Чудачка, или Репортаж с того света

      - Друг, заводи, нет больше сил ждать. - Наконец появляется последний из списка счастливцев, которых сегодня выписали после ковида – больница вызвалась развести всех желающих по домам за свой счет. Я забилась в угол на заднем сиденье – чтобы все видеть, а заодно и спрятаться от сквозняка. За окном несусветная жара – июль, разгар лета, но легкий ветерок из окошек мне кажется ледяным потоком, который сдует меня, тщедушную, без труда.
      
     Старенький микроавтобус ловко шныряет в потоке машин. Нас трясет и подбрасывает – крепко вцепилась в поручни, чтобы на очередном повороте не свалиться в проход. Первым выходит толстяк, которого я заприметила еще в больнице. Человек-гора – это про него. Необъятных размеров, от сидел в мужской палате на кровати без майки; пред ним медсестра со шприцем наперевес – прицеливается, куда бы половчее уколоть. - Здесь! Здесь! Тормози! – кричит толстяк. С трудом протискивается сквозь узкие двери, тяжело спрыгивает на землю. Я не вижу его лица, зато вижу спину – уставшую, поникшую. Он словно путешественник из другого времени – с удивлением озирается вокруг. Мимо с воплями проносится стайка мальчишек. Вокруг жизнь – цокает каблуками, хохочет, брызжет водой из поливалок. Еще мгновение – и мужчина приходит в себя. Шагает все быстрее. Идет не оглядываясь.
    
     Затем очередь женщины средних лет. Она одета аккуратно и даже нарядно. Легко выпархивает из автобуса. Я в восхищении – нашу женщину не задушишь, не убьешь. Шагает решительно. Кажется, в голове у нее уже созрели планы, как разгрести хозяйственные завалы, образовавшиеся за время болезни.
    
     Мы кружим где-то в районе Сходни. Вскоре в автобусе остаются двое – я и старик лет восьмидесяти, высокий и худой, как высохший корешок.
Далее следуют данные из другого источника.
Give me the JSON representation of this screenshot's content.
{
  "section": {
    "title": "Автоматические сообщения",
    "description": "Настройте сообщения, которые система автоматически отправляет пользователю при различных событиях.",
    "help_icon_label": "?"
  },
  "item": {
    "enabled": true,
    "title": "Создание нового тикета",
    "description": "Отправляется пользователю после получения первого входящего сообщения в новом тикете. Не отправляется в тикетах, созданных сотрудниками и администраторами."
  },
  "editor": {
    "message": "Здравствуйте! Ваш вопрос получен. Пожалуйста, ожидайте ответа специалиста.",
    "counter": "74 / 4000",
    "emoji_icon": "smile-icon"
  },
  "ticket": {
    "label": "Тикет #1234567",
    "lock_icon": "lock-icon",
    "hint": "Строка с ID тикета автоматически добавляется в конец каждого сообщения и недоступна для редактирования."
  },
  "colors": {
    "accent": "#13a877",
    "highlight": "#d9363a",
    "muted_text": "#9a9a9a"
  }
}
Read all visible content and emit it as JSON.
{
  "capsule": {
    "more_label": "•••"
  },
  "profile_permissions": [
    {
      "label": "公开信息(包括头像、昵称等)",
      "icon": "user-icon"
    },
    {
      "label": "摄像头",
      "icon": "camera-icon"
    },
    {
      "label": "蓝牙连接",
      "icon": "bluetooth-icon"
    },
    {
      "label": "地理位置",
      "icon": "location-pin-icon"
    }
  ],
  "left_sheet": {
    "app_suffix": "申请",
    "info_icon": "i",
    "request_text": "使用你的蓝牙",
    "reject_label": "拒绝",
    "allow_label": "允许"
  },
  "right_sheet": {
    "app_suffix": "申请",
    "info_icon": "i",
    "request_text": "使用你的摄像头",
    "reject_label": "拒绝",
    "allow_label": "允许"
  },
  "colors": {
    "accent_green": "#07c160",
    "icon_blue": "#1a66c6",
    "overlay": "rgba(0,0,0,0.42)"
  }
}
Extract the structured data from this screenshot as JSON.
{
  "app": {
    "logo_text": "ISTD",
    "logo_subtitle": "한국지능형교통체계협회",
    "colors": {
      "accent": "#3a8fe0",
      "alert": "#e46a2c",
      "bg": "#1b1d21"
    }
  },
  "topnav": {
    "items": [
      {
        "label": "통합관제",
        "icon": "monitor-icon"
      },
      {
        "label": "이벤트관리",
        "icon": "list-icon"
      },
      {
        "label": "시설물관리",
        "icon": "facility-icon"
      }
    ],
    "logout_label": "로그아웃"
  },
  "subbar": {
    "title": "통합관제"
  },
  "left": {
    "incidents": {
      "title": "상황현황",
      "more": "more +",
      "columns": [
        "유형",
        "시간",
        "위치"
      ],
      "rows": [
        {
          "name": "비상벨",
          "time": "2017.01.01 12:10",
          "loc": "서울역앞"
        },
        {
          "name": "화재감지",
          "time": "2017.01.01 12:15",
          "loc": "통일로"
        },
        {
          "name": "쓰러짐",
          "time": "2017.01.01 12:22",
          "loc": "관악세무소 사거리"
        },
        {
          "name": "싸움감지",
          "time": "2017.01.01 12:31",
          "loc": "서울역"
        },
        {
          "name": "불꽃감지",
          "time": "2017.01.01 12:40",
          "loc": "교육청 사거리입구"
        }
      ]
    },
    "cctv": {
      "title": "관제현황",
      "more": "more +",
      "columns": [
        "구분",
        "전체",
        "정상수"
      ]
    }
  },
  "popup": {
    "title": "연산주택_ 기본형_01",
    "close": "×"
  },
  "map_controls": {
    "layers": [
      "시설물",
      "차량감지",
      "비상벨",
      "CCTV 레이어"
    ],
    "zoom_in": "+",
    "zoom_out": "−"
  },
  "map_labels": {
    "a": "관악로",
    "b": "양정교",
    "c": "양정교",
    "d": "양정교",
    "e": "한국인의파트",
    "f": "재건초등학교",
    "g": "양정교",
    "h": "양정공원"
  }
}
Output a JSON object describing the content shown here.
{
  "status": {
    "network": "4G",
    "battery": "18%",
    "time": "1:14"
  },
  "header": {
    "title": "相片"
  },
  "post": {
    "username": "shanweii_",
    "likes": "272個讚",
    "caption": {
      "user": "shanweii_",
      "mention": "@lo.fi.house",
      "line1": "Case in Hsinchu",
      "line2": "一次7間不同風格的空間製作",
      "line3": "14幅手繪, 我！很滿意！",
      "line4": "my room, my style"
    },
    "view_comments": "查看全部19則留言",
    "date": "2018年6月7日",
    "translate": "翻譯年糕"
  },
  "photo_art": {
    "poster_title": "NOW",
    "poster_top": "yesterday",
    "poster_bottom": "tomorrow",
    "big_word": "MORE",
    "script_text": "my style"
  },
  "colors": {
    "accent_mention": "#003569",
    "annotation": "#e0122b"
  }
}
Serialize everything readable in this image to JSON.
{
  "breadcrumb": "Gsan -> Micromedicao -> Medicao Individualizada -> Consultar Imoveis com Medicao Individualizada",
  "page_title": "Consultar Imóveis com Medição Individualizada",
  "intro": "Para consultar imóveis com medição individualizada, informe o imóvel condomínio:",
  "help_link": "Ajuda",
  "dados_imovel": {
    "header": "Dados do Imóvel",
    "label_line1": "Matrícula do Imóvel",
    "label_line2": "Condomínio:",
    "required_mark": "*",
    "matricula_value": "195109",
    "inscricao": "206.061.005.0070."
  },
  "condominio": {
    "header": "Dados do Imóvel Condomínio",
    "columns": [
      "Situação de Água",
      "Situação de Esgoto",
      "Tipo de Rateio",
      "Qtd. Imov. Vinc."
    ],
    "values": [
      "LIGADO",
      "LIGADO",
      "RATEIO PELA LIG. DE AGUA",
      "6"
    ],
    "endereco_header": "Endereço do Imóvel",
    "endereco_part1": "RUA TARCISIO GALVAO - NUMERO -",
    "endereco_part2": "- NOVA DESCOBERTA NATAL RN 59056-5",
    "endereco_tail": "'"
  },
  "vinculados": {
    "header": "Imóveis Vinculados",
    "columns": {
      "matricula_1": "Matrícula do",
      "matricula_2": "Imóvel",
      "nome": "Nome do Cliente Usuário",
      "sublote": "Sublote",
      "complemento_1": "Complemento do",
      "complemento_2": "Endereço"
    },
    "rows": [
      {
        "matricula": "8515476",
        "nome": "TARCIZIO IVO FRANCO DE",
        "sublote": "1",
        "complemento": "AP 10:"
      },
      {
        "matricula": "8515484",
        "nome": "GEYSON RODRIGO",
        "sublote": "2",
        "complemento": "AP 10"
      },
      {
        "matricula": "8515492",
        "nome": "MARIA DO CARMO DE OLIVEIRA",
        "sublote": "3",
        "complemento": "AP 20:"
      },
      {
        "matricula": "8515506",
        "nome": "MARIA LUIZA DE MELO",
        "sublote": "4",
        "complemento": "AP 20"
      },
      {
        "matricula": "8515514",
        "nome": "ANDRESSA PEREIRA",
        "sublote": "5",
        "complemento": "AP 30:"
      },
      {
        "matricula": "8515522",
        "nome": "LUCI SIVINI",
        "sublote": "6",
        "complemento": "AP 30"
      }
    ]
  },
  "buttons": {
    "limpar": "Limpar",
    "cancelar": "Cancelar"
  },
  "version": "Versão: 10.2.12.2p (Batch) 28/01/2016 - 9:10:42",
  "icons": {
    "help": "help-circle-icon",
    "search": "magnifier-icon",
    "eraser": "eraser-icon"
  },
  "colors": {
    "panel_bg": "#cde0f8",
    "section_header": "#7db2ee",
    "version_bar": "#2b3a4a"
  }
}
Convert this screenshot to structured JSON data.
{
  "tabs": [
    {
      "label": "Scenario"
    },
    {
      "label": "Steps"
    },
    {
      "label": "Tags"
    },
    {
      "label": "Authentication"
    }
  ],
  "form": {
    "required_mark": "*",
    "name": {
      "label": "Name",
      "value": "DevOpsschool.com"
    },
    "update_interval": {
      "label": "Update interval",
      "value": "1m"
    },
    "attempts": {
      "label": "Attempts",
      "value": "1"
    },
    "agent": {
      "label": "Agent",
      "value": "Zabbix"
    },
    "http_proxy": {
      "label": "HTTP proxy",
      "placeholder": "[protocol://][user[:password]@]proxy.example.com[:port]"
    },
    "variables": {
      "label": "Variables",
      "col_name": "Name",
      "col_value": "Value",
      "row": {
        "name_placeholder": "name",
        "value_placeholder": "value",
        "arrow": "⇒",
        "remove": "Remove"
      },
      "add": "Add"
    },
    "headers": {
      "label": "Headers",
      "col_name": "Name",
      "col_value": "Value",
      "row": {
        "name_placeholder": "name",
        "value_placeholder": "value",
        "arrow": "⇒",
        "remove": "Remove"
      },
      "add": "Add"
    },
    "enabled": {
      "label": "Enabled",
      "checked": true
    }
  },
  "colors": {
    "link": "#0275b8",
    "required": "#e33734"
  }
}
Водитель решает сначала завести меня – так удобнее. Но план внезапно меняется. Очень жарко, и старик вдруг начинает задыхаться. Судорожно сдирает с себя футболку и заходится в сухом кашле. - Отец, ты как? Доедешь? - Тот только машет рукой – дескать, гони. Держу наготове телефон – чтобы вызвать скорую. Мужчина время от времени, тяжело дыша, широко раскрывает рот. Видны два ряда стальных зубов, они кажутся неуместными на исхудавшем лице. Наконец-то! Приехали. У подъезда ремонтные работы. - Отец, вот твой дом. Бери левее, чтобы в яму не упасть. Ближе подъехать не могу. - Старик спускается со ступенек, но поручень из рук не выпускает. Ему кажется, что его привезли не туда. Потом, словно кивнув самому себе, делает шаги к дому. Его никто не встречает. 
    
     - Ну, теперь мы с ветерком! - А сколько до Красногорска? - За час домчимся. - Водитель пытается меня подбодрить и рассмешить. Долгопрудный – читаю на придорожном указателе. В очередной пробке стоим минут двадцать. Вдоль рядов машин расхаживает парень с железным ящиком на груди. Мороженое хочешь? - спрашивает водитель. - Нет. Домой. Скорее. – Он видит, как мне плохо, и я благодарна ему – за чуткость. В окно летит строительная пыль. Кругом что-то роют, перевозят, асфальтируют. Чудовищная духота. Кажется, мы не доедем никогда. Не вздумай! Глупо испустить дух на пороге собственного дома! 
    
     Вся сжалась в комок. Ну же! Еще чуть-чуть! Несколько ватных, словно в невесомости, шагов – и я в просторном холле своего подъезда. Здесь прохладно и гулко. Могу отдышаться. Привычно нашариваю связку ключей.  Открываю квартиру. Кругом чистота и порядок. Холодильник набит магазинной едой и кастрюльками с домашними вкусностями. На столе батарея бутылок с минералкой, шиповником, соком - моим любимым, гранатовым. Теплая волна благодарности сжимает горло – обо мне волновались, за меня молились, меня ждали. Внучки по телефону, всхлипывая: «Ритулечка, не умирай, пожалуйста!» Любовь близких – как же она необходима - всегда, в отчаянную минуту особенно. Я вцепилась во все протянутые мне руки, и вот я дома, живая.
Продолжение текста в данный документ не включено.